Je n'ai pas vu Lady Maria depuis quelques jours. Est-elle malade ? Cela m'interroge. Je n'ai pas revu Ludwig non plus. Il serait logique qu'il soit aux cotés de sa sœur aînée si elle se sent souffrante. Je sais que je ne dois pas apporter de boisson ou de nourriture à la maîtresse mais... Je ne me sens pas digne de me présenter à sa porte les mains vides. Que faire ? Une fois encore, mon regard se porte sur les jardins. Je me décide finalement et franchit pour la première fois depuis mon arrivée, soit depuis un peu plus d'un mois, les grandes portes du manoir. Je mets ma main en visière pour atténuer la lumière du soleil, inspirant ensuite à plein poumons l'air extérieur. Une fois ma vision adaptée à la luminosité, je fais quelques pas dehors. Les graviers crissent sous mes pieds, l'herbe est d'un beau vert, les grands arbres peuvent apporter de l'ombrage et loin, tout au fond du domaine, je peux apercevoir la frontière de la barrière entourant le manoir et ses alentours, le grand portail étant lié au chemin de gravillons blancs. Et il y a, bien sûr, cette nuée de rosiers écarlates le long des murs du manoir, grimpant jusqu'aux fenêtres. J'entends le gargouillis d'une fontaine et je m'en approche, la pierre est blanche, une vestale portant une cruche d'eau en ait la décoration centrale. Une mosaïque colorée tapisse le fond du bassin. Je songe qu'un bassin naturel avec des poissons, des carpes peut-être, aurait été tout aussi esthétique, voire plus. Les buissons sont bien taillés, sagement alignés. Ce n'est pas ce dont j'ai besoin. Je flâne un moment dans ce paradis verdoyant, mes pas hésitants mais presque dansants, m'emportant alors jusqu'à la serre. Mes doigts se posent alors sur la poignée de fer, chauffée par le soleil. C'est tiède sous ma peau. Je l'abaisse alors et la porte vitrée s'ouvre sans un bruit. Je me penche un peu avant d'entrer. C'est magnifique. Une roseraie immense s'étend là, devant moi, emplissant mon nez de mille senteurs de fleurs, éblouissant mes yeux de couleurs. Il fait plus chaud ici que dehors, ce qui est dû aux parois de verre. J'entre sans y penser, parcourant les allées de brique rouge, caressant un feuillage ou sentant une fleur, appréciant le velouté des pétales sous la pulpe de mes doigts. Dieu, que j'aime les roses !

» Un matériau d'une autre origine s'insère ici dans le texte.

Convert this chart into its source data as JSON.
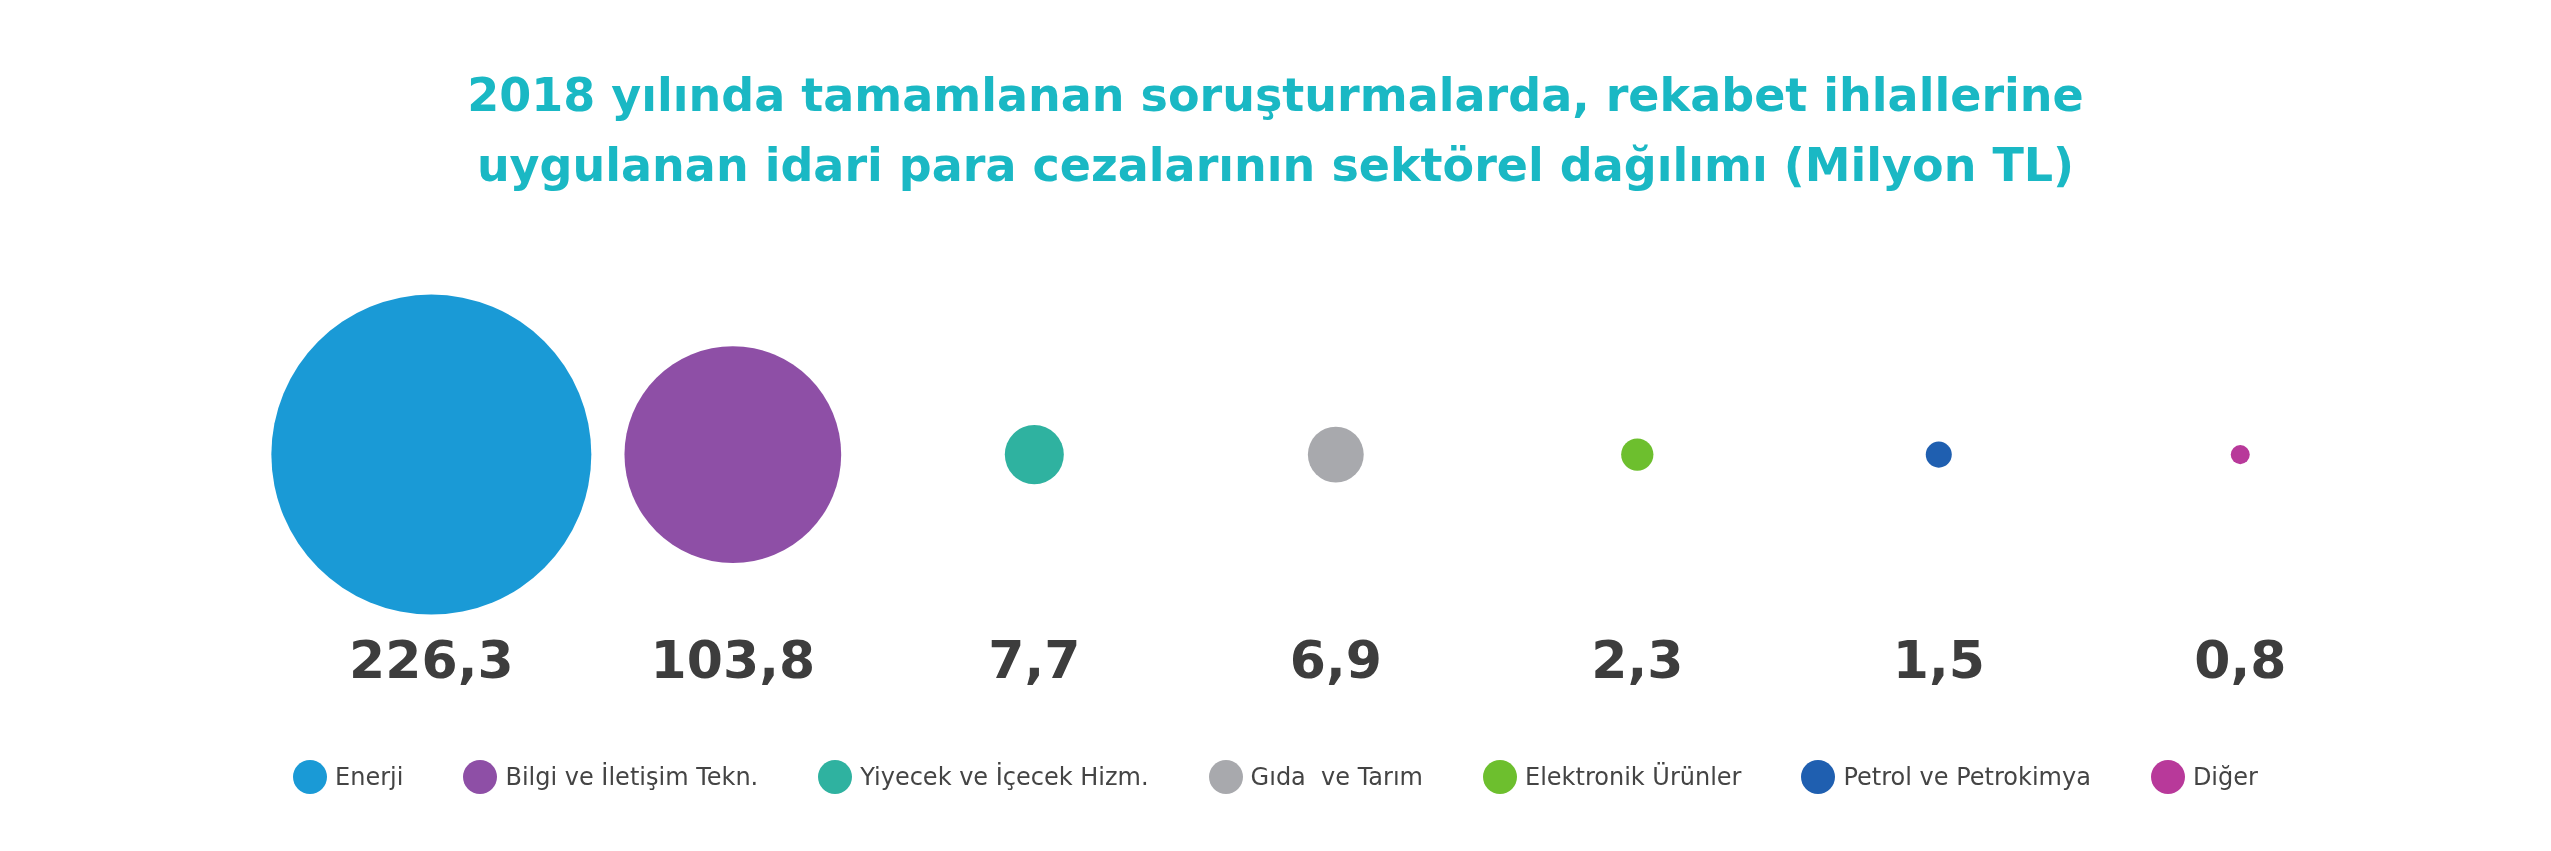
{
  "chart_data": {
    "type": "other",
    "title": "2018 yılında tamamlanan soruşturmalarda, rekabet ihlallerine uygulanan idari para cezalarının sektörel dağılımı (Milyon TL)",
    "series": [
      {
        "name": "Enerji",
        "color": "#1a9ad6",
        "values": [
          226.3
        ],
        "value_labels": [
          "226,3"
        ]
      },
      {
        "name": "Bilgi ve İletişim Tekn.",
        "color": "#8e4fa6",
        "values": [
          103.8
        ],
        "value_labels": [
          "103,8"
        ]
      },
      {
        "name": "Yiyecek ve İçecek Hizm.",
        "color": "#2fb2a0",
        "values": [
          7.7
        ],
        "value_labels": [
          "7,7"
        ]
      },
      {
        "name": "Gıda  ve Tarım",
        "color": "#a8a9ad",
        "values": [
          6.9
        ],
        "value_labels": [
          "6,9"
        ]
      },
      {
        "name": "Elektronik Ürünler",
        "color": "#6dbf2e",
        "values": [
          2.3
        ],
        "value_labels": [
          "2,3"
        ]
      },
      {
        "name": "Petrol ve Petrokimya",
        "color": "#1f5fb0",
        "values": [
          1.5
        ],
        "value_labels": [
          "1,5"
        ]
      },
      {
        "name": "Diğer",
        "color": "#b8399a",
        "values": [
          0.8
        ],
        "value_labels": [
          "0,8"
        ]
      }
    ],
    "legend": "bottom"
  }
}
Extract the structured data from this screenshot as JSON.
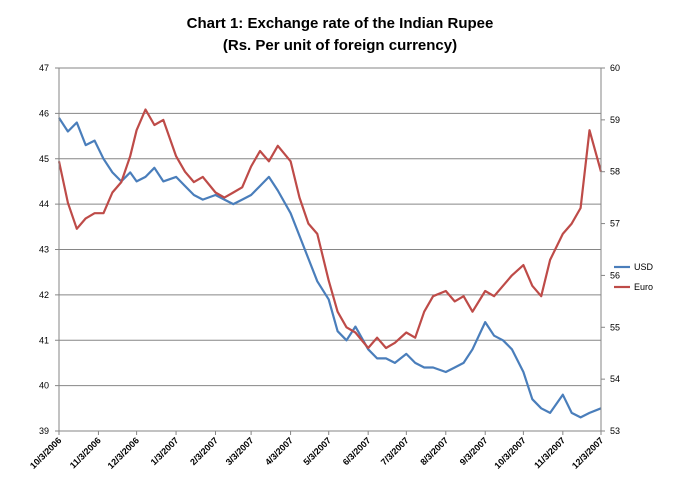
{
  "chart_data": {
    "type": "line",
    "title": "Chart 1: Exchange rate of the Indian Rupee",
    "subtitle": "(Rs. Per unit of foreign currency)",
    "x_start": "10/3/2006",
    "x_end": "12/3/2007",
    "x_ticks": [
      "10/3/2006",
      "11/3/2006",
      "12/3/2006",
      "1/3/2007",
      "2/3/2007",
      "3/3/2007",
      "4/3/2007",
      "5/3/2007",
      "6/3/2007",
      "7/3/2007",
      "8/3/2007",
      "9/3/2007",
      "10/3/2007",
      "11/3/2007",
      "12/3/2007"
    ],
    "y_left": {
      "min": 39,
      "max": 47,
      "ticks": [
        "39",
        "40",
        "41",
        "42",
        "43",
        "44",
        "45",
        "46",
        "47"
      ]
    },
    "y_right": {
      "min": 53,
      "max": 60,
      "ticks": [
        "53",
        "54",
        "55",
        "56",
        "57",
        "58",
        "59",
        "60"
      ]
    },
    "grid": true,
    "legend_position": "right",
    "series": [
      {
        "name": "USD",
        "axis": "left",
        "color": "#4a7ebb",
        "points": [
          [
            "10/3/2006",
            45.9
          ],
          [
            "10/10/2006",
            45.6
          ],
          [
            "10/17/2006",
            45.8
          ],
          [
            "10/24/2006",
            45.3
          ],
          [
            "10/31/2006",
            45.4
          ],
          [
            "11/7/2006",
            45.0
          ],
          [
            "11/14/2006",
            44.7
          ],
          [
            "11/21/2006",
            44.5
          ],
          [
            "11/28/2006",
            44.7
          ],
          [
            "12/3/2006",
            44.5
          ],
          [
            "12/10/2006",
            44.6
          ],
          [
            "12/17/2006",
            44.8
          ],
          [
            "12/24/2006",
            44.5
          ],
          [
            "1/3/2007",
            44.6
          ],
          [
            "1/10/2007",
            44.4
          ],
          [
            "1/17/2007",
            44.2
          ],
          [
            "1/24/2007",
            44.1
          ],
          [
            "2/3/2007",
            44.2
          ],
          [
            "2/10/2007",
            44.1
          ],
          [
            "2/17/2007",
            44.0
          ],
          [
            "2/24/2007",
            44.1
          ],
          [
            "3/3/2007",
            44.2
          ],
          [
            "3/10/2007",
            44.4
          ],
          [
            "3/17/2007",
            44.6
          ],
          [
            "3/24/2007",
            44.3
          ],
          [
            "4/3/2007",
            43.8
          ],
          [
            "4/10/2007",
            43.3
          ],
          [
            "4/17/2007",
            42.8
          ],
          [
            "4/24/2007",
            42.3
          ],
          [
            "5/3/2007",
            41.9
          ],
          [
            "5/10/2007",
            41.2
          ],
          [
            "5/17/2007",
            41.0
          ],
          [
            "5/24/2007",
            41.3
          ],
          [
            "6/3/2007",
            40.8
          ],
          [
            "6/10/2007",
            40.6
          ],
          [
            "6/17/2007",
            40.6
          ],
          [
            "6/24/2007",
            40.5
          ],
          [
            "7/3/2007",
            40.7
          ],
          [
            "7/10/2007",
            40.5
          ],
          [
            "7/17/2007",
            40.4
          ],
          [
            "7/24/2007",
            40.4
          ],
          [
            "8/3/2007",
            40.3
          ],
          [
            "8/10/2007",
            40.4
          ],
          [
            "8/17/2007",
            40.5
          ],
          [
            "8/24/2007",
            40.8
          ],
          [
            "9/3/2007",
            41.4
          ],
          [
            "9/10/2007",
            41.1
          ],
          [
            "9/17/2007",
            41.0
          ],
          [
            "9/24/2007",
            40.8
          ],
          [
            "10/3/2007",
            40.3
          ],
          [
            "10/10/2007",
            39.7
          ],
          [
            "10/17/2007",
            39.5
          ],
          [
            "10/24/2007",
            39.4
          ],
          [
            "11/3/2007",
            39.8
          ],
          [
            "11/10/2007",
            39.4
          ],
          [
            "11/17/2007",
            39.3
          ],
          [
            "11/24/2007",
            39.4
          ],
          [
            "12/3/2007",
            39.5
          ]
        ]
      },
      {
        "name": "Euro",
        "axis": "right",
        "color": "#be4b48",
        "points": [
          [
            "10/3/2006",
            58.2
          ],
          [
            "10/10/2006",
            57.4
          ],
          [
            "10/17/2006",
            56.9
          ],
          [
            "10/24/2006",
            57.1
          ],
          [
            "10/31/2006",
            57.2
          ],
          [
            "11/7/2006",
            57.2
          ],
          [
            "11/14/2006",
            57.6
          ],
          [
            "11/21/2006",
            57.8
          ],
          [
            "11/28/2006",
            58.3
          ],
          [
            "12/3/2006",
            58.8
          ],
          [
            "12/10/2006",
            59.2
          ],
          [
            "12/17/2006",
            58.9
          ],
          [
            "12/24/2006",
            59.0
          ],
          [
            "1/3/2007",
            58.3
          ],
          [
            "1/10/2007",
            58.0
          ],
          [
            "1/17/2007",
            57.8
          ],
          [
            "1/24/2007",
            57.9
          ],
          [
            "2/3/2007",
            57.6
          ],
          [
            "2/10/2007",
            57.5
          ],
          [
            "2/17/2007",
            57.6
          ],
          [
            "2/24/2007",
            57.7
          ],
          [
            "3/3/2007",
            58.1
          ],
          [
            "3/10/2007",
            58.4
          ],
          [
            "3/17/2007",
            58.2
          ],
          [
            "3/24/2007",
            58.5
          ],
          [
            "4/3/2007",
            58.2
          ],
          [
            "4/10/2007",
            57.5
          ],
          [
            "4/17/2007",
            57.0
          ],
          [
            "4/24/2007",
            56.8
          ],
          [
            "5/3/2007",
            55.9
          ],
          [
            "5/10/2007",
            55.3
          ],
          [
            "5/17/2007",
            55.0
          ],
          [
            "5/24/2007",
            54.9
          ],
          [
            "6/3/2007",
            54.6
          ],
          [
            "6/10/2007",
            54.8
          ],
          [
            "6/17/2007",
            54.6
          ],
          [
            "6/24/2007",
            54.7
          ],
          [
            "7/3/2007",
            54.9
          ],
          [
            "7/10/2007",
            54.8
          ],
          [
            "7/17/2007",
            55.3
          ],
          [
            "7/24/2007",
            55.6
          ],
          [
            "8/3/2007",
            55.7
          ],
          [
            "8/10/2007",
            55.5
          ],
          [
            "8/17/2007",
            55.6
          ],
          [
            "8/24/2007",
            55.3
          ],
          [
            "9/3/2007",
            55.7
          ],
          [
            "9/10/2007",
            55.6
          ],
          [
            "9/17/2007",
            55.8
          ],
          [
            "9/24/2007",
            56.0
          ],
          [
            "10/3/2007",
            56.2
          ],
          [
            "10/10/2007",
            55.8
          ],
          [
            "10/17/2007",
            55.6
          ],
          [
            "10/24/2007",
            56.3
          ],
          [
            "11/3/2007",
            56.8
          ],
          [
            "11/10/2007",
            57.0
          ],
          [
            "11/17/2007",
            57.3
          ],
          [
            "11/24/2007",
            58.8
          ],
          [
            "12/3/2007",
            58.0
          ]
        ]
      }
    ]
  }
}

J'ignore depuis combien de temps je suis ici, perdue dans cette roseraie aux allures féeriques lorsque tout à coup, j'aperçois du coin de l'œil, un petit rosier. Je m'en approche alors et m'abaisse, ce sont des roses blanches. Ce ne sont pas les premières que je vois ici mais celles là ont un éclat bleuté unique. Délicatement, je cueille une branche où se développe deux fleurs, l'une presque pleinement éclose et l'autre encore en bouton. Il y a peu d'épines. Je ne connais pas cette race de rose mais elle est sublime et me fait penser à dame Maria. Peut-être a-t-il été planté pour elle, en l'honneur de sa chevelure de neige ? Je porte la branche délicatement jusqu'au manoir, après avoir refermé soigneusement la roseraie, de peur qu'un vent malheureux ou un animal aventureux n'abîme les plantations.
Je suis devant les portes de ma maîtresse, la tige des deux roses trempant dans de l'eau claire, contenue dans un petit vase de cristal que j'ai déniché après moult recherches. Je me décide à frapper et c'est avec soulagement que j'entends sa voix me dire d'entrer. Ce que je fais sans tarder.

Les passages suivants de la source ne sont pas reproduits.